The experience of the past two years underscores why talk of bright futures must turn to how the state improves fundamental services such as education.

It’s hard to sell CEOs on a state when you can’t assure them that their children and their employees’ children will receive a good education.

“If we do not close educational attainment gaps, nothing else will attract business,” said Robert Lang, director of Brookings Mountain West, a public policy think tank at UNLV.

“At some point we are just going to have to invest in our own future and say it’s in all our best interests to spend the money,” said Jeremy Aguero, principal of the consulting firm Applied Analysis.

Sandoval has said the state can improve its education system without additional money.

In response to Friday’s news that the state’s unemployment rate had inched higher, Sandoval cited it as a reason “why I’ve said we cannot burden struggling businesses with tax increases ... We must allow sunsetting taxes to expire at the end of June and provide businesses the environment in which to begin hiring again.”

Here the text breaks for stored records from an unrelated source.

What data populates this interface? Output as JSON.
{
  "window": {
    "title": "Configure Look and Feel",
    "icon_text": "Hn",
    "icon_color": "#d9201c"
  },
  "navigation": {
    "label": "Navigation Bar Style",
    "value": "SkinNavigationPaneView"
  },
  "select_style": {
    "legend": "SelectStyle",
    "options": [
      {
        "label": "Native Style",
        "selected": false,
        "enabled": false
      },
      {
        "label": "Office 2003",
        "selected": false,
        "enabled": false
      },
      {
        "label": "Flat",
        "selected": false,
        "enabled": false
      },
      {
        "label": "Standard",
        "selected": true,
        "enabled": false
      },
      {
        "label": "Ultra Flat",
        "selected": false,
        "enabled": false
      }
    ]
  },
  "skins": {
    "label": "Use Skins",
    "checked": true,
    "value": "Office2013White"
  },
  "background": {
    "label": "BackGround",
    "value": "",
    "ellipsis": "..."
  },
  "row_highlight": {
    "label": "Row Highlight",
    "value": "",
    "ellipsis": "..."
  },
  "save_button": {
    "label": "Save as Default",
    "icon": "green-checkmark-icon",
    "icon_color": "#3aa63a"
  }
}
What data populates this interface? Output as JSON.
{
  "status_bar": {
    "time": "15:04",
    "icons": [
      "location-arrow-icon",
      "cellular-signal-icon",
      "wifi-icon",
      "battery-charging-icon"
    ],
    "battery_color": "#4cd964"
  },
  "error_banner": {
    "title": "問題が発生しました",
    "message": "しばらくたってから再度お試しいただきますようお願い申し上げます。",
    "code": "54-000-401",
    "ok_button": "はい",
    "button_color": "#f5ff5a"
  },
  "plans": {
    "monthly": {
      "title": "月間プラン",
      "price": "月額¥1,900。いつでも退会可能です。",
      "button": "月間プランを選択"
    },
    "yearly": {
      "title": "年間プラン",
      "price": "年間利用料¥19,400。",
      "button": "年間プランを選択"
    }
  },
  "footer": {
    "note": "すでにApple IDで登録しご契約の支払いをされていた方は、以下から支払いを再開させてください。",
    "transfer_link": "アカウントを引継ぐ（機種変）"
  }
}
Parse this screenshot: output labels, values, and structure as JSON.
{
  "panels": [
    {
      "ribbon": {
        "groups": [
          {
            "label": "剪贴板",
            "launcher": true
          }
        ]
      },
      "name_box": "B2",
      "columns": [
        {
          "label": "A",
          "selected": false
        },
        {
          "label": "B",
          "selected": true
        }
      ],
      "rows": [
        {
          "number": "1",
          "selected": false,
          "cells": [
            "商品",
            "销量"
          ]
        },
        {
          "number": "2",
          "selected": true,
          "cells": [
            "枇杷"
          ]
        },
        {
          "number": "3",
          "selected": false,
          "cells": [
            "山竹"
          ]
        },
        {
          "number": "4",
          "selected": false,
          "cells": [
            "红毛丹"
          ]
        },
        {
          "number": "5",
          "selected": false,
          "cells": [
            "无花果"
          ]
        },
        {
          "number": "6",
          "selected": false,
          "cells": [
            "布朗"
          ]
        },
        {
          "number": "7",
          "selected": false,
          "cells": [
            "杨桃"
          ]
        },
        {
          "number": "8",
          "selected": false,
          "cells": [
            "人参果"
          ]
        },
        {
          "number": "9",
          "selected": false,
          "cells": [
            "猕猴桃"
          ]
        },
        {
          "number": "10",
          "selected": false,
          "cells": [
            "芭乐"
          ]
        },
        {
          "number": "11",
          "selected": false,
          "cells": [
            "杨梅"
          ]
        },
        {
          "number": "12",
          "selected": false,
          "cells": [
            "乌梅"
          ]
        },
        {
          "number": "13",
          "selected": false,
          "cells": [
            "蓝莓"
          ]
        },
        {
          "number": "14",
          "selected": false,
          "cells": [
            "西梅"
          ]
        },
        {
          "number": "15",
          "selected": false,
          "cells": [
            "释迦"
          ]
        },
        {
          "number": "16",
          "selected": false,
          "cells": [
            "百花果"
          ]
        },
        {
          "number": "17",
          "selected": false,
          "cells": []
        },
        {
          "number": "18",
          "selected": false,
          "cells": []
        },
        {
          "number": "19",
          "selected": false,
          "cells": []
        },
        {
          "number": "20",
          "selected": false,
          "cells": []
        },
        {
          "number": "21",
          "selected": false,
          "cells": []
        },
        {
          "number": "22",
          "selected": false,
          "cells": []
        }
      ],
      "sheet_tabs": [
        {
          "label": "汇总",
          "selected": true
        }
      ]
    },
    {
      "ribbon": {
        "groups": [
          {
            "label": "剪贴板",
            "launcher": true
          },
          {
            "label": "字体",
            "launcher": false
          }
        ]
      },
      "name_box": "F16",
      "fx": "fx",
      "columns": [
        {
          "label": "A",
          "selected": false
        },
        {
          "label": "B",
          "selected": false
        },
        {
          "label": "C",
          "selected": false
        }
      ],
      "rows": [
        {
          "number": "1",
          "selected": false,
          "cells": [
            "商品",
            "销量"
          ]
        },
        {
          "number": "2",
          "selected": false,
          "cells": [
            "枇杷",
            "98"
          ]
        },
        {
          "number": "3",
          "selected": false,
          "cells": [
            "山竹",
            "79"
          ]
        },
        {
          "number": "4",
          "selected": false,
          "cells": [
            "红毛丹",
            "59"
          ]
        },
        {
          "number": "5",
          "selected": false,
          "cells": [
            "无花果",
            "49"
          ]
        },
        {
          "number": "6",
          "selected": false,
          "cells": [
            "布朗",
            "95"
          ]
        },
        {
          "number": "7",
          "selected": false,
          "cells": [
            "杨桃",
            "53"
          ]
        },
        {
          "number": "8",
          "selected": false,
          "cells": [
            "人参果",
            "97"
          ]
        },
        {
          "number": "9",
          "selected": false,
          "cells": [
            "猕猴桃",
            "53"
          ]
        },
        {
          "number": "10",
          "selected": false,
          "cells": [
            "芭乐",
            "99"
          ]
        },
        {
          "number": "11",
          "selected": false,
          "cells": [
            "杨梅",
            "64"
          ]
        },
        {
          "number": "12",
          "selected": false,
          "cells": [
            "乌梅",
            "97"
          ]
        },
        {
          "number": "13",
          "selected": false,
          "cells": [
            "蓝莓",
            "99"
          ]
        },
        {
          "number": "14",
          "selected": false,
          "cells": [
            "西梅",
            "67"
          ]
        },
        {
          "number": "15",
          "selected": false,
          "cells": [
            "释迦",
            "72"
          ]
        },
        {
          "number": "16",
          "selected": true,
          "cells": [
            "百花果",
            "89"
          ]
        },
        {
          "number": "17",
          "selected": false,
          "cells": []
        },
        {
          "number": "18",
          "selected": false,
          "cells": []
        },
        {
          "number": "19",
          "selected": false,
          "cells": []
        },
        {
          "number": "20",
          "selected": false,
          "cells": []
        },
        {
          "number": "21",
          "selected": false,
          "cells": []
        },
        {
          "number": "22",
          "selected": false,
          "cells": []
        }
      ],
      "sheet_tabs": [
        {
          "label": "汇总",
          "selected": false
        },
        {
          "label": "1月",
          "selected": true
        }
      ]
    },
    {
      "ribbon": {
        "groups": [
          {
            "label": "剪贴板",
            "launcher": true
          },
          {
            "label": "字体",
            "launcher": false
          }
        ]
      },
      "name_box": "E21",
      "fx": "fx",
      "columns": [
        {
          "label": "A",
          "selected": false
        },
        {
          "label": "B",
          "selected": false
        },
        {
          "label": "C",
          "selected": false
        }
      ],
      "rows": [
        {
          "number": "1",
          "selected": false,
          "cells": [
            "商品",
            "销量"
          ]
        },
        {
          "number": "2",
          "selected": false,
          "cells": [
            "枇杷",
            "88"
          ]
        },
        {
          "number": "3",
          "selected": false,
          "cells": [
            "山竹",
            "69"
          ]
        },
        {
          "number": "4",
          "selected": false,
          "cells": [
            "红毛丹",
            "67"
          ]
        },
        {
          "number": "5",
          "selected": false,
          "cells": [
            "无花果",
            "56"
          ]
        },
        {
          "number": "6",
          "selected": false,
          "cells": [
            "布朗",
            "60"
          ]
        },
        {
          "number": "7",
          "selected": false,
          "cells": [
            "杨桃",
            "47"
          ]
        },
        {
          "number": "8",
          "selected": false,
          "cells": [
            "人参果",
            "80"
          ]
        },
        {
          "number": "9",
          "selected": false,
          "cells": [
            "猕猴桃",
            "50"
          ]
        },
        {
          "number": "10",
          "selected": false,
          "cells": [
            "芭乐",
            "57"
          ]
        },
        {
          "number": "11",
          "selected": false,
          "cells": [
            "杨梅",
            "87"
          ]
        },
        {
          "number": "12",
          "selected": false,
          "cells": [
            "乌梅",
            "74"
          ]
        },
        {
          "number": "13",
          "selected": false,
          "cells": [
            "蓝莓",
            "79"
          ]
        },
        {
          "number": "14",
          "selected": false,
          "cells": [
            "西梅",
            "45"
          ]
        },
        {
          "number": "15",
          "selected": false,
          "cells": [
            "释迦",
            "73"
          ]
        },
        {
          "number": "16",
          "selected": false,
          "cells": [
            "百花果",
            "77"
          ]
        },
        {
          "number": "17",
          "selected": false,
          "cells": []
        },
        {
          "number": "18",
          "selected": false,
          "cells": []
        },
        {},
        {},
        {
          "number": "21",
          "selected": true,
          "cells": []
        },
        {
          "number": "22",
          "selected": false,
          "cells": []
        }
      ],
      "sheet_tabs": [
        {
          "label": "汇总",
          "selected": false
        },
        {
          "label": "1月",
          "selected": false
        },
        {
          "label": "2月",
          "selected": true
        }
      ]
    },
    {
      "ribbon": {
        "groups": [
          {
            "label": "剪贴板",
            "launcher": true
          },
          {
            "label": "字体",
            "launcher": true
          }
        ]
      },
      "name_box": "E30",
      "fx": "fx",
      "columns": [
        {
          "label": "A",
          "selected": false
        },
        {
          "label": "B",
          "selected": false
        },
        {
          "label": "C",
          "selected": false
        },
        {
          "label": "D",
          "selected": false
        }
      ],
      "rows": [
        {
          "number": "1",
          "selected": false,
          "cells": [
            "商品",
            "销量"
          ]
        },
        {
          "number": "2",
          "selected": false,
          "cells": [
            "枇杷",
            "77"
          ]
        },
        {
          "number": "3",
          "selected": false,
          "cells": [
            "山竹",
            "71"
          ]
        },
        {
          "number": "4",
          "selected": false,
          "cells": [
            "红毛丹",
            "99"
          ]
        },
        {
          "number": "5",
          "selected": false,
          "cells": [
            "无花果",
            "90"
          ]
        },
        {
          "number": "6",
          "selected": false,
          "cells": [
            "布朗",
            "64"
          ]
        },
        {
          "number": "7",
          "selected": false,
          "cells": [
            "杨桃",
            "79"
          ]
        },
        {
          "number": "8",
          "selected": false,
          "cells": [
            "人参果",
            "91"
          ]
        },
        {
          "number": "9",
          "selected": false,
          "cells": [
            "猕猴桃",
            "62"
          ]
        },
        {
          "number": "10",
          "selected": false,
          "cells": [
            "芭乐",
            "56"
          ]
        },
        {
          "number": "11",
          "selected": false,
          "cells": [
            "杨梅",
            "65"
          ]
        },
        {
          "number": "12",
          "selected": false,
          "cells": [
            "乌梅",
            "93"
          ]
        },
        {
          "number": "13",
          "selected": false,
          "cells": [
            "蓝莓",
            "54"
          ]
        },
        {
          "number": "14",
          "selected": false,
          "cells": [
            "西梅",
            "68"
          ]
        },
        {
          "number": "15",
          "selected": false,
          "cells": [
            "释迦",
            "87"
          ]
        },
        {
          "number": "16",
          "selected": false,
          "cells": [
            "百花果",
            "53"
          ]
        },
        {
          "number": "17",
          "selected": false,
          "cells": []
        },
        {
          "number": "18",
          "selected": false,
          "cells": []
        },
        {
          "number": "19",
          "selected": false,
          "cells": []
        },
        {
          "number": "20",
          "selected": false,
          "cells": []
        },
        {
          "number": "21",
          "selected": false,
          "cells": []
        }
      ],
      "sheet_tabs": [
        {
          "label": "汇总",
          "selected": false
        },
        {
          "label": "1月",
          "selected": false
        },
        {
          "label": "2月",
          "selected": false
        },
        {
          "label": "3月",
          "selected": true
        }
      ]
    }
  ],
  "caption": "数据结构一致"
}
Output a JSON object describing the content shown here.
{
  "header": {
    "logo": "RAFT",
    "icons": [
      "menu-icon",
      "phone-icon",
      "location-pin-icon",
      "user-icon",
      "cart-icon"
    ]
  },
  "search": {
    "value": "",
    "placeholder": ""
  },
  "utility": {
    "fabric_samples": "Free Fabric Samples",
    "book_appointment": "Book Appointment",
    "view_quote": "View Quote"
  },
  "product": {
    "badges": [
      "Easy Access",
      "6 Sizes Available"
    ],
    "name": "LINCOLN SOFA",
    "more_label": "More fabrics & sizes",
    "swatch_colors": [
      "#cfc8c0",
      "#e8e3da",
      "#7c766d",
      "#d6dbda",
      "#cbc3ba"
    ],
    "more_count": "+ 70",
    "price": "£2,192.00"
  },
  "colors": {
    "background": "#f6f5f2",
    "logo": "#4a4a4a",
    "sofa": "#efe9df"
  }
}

Under Sandoval’s budget, Nevada’s largest businesses will see their payroll taxes drop to pre-2009 levels. The sales tax the average Nevadan pays on goods will also go down.


It would be easy to point to the crisis and say the governor and Legislature are finally going to get serious about solving the state’s long-term social and educational problems and address a system of taxation that will lead to structural budget deficits for as far as the eye can see.

Lawmakers in charge of the budget two years ago acknowledge that they relied on short-term fixes, but deny it was political expediency. Rather, a stubborn and disengaged governor and the need to override threatened vetoes derailed their ability to make lasting changes.

“While temporary fixes are difficult, permanent fixes are near impossible without a great deal of work and consensus,” former Assembly Speaker Barbara Buckley, D-Las Vegas, said.

Barbara Buckley

Barbara Buckley

Still, some economists say that in a crisis short-term fixes are about all a state can do, especially in a state such as Nevada that is dependent on consumer spending and the national economy to fund its government.

Some economists, those who adhere to the Keynesian school of thought, think government spending should be maintained as governments are the only entities capable of spending in a recession.

But that line of economic thinking often gets caught up in politics. “Instead of people staying rational, they say ‘that’s government spending and that’s wrong by definition,’ ” says John Restrepo, an economist and principal of Restrepo Consulting Group. “That’s how politicized things are.”

Although the governor and lawmakers may be capable of only short-term fixes in a crisis, they should also be laying the groundwork for a recovery, experts say.

However, seasoned observers, having watched the Nevada Legislature kick the can down the proverbial road session after session, believe the governor and lawmakers will likely take the path of least resistance.

This in turn creates space, however, for elected officials to step up to the lonely, quiet stage, and go big.

Sun reporters David McGrath Schwartz, J. Patrick Coolican and Delen Goldberg contributed to this story.